Miriam Smith, a trainee area manager at Lidl GB, agrees: ‘My advice for graduates in the workplace is to ask loads of questions and keep a log of what you’ve learned. Be the keenest bean there; work hard for people and they will support you in return.’
4. Take on more responsibility… and then do a good job
Managers are often impressed by graduates who volunteer to help out with tasks that go above and beyond their day-to-day role. Be careful, though, not to take on too much work or make unrealistic promises (especially while you are still working out how long different tasks typically take to complete and getting the hang of managing your time). This can backfire if you aren’t able to complete it by the deadline. ‘One thing I’d advise all graduates in their first roles is to make sure you’re making a good impression,’ says Yasmin. ‘Be enthusiastic and say “yes” to things, but within reason; it’s not a good impression if you agree to take on tasks you can’t complete.’
5. Ask for opportunities
Sometimes an exciting project or task won’t be directly offered to you and it’ll be up to you to express your interest. Even if you aren’t able to be involved on that occasion, it shows willing and may lead to you being asked to help with something similar in the future. Suad Mohamed, a product manager at BT, says: ‘Throughout my career so far, I’ve learned that if you don’t ask for opportunities, you don’t get them. If there is a project […] that you’re interested in working [on], you’ve got to make it known by networking and putting yourself out there.’

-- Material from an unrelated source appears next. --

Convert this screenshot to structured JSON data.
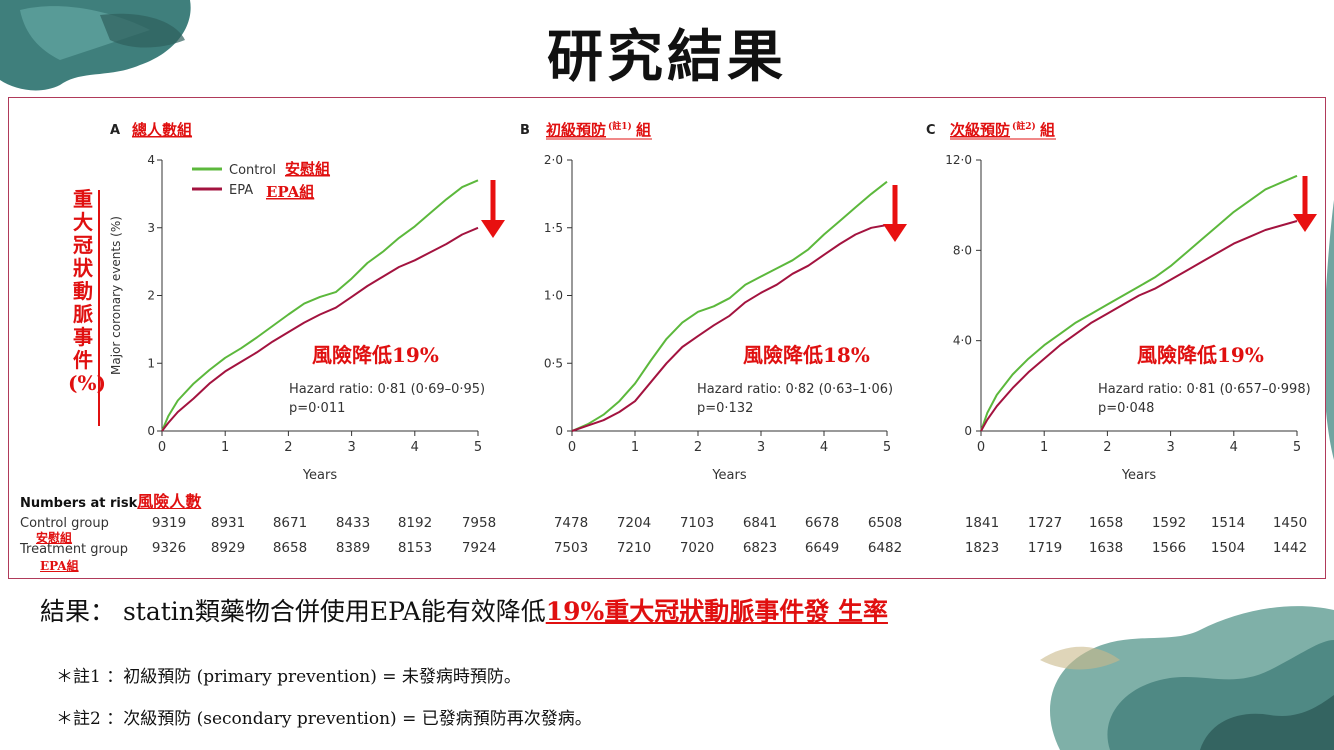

6. Get involved in the wider organisation
Taking opportunities isn’t limited to your job role; it can also be a good way of getting to know people in different areas of the organisation, such as through diversity networks and social activities. Zoe Duvall, a management consultant at Mott MacDonald, was an early careers champion for its social responsibility global practice: a network to share knowledge and good practice across the business. She explains: ‘Building a network is something that can be quite daunting, but I found it happened naturally for me by being interested in what other people do across the business and saying “yes” to things outside of my comfort zone. You learn so much by just giving something a go.’
‘My advice to all new starters is to take the opportunities given to you,’ says Alex, a software engineer at GCHQ. ‘That could be helping out with a new project or with running a diversity event. It’s a good way to make friends and professional contacts. I’ve ended up doing a lot of stuff that I never would have anticipated and most of that has come – at least partly – from having a network of people I can draw on.’

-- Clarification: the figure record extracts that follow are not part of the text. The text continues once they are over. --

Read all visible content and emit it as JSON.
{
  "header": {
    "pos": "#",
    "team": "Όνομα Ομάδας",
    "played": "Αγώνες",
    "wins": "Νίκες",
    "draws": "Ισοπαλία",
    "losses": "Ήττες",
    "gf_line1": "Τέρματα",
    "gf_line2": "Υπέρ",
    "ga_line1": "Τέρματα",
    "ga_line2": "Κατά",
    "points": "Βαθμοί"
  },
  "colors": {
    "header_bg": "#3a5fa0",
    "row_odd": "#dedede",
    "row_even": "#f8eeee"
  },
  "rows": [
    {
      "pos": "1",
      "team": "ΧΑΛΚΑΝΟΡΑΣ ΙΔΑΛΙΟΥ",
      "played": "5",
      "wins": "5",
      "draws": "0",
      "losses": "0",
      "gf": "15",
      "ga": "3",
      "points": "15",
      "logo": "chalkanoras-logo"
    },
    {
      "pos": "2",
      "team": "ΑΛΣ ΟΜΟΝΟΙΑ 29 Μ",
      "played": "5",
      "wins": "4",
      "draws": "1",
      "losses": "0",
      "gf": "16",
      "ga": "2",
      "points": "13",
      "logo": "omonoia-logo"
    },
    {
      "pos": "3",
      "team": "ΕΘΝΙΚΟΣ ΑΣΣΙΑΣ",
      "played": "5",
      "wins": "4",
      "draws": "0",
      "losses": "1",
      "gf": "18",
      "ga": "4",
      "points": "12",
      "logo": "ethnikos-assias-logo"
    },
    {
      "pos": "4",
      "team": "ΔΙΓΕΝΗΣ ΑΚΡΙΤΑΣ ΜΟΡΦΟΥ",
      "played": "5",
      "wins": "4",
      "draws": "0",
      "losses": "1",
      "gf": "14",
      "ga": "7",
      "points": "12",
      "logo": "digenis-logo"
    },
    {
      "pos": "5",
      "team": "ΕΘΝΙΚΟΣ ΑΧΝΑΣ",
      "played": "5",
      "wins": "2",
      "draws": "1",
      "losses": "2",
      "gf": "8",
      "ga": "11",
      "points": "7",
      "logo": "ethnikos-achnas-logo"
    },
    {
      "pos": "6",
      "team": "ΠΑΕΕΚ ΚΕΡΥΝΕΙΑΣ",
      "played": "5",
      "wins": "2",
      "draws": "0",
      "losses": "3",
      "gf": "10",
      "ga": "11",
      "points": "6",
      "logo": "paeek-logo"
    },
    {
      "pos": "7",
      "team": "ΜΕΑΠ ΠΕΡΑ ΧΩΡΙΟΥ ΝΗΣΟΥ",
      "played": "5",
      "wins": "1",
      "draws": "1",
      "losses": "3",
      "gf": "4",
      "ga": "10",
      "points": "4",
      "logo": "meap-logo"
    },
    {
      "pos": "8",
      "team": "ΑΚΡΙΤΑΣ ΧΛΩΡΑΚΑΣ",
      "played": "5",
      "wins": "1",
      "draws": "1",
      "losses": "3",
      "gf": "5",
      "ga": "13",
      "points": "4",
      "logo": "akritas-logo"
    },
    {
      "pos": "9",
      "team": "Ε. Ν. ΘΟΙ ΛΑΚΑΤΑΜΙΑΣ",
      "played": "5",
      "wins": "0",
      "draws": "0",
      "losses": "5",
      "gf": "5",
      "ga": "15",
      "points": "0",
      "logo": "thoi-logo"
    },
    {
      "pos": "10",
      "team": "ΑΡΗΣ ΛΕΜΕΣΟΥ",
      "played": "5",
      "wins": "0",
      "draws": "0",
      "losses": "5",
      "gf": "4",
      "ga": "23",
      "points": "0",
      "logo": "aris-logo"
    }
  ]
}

7. Find your passion… and a mentor
Having something in common is always a great conversation starter and this is just as true in your professional life as in your social life. Matt Bingham, a mechanical design engineer at Rolls-Royce who has completed the nucleargraduates scheme, suggests: ‘My big networking tip is to do some wider reading about the industry and to find a topic that you’re passionate about – this has really helped me to connect with more senior people in the industry as a graduate.’
Once you have formed connections based on these shared interests with others across your company and industry, they can become an invaluable source of support and guidance for you in your future career. Davut at Sky explains: ‘On top of my buddy, my graduate programme manager and my rotation managers, I have so many informal mentors. For example, I met a senior colleague through one of my rotation managers and, through regular catch-ups over coffee, he has given me a complete technical overview of the company.’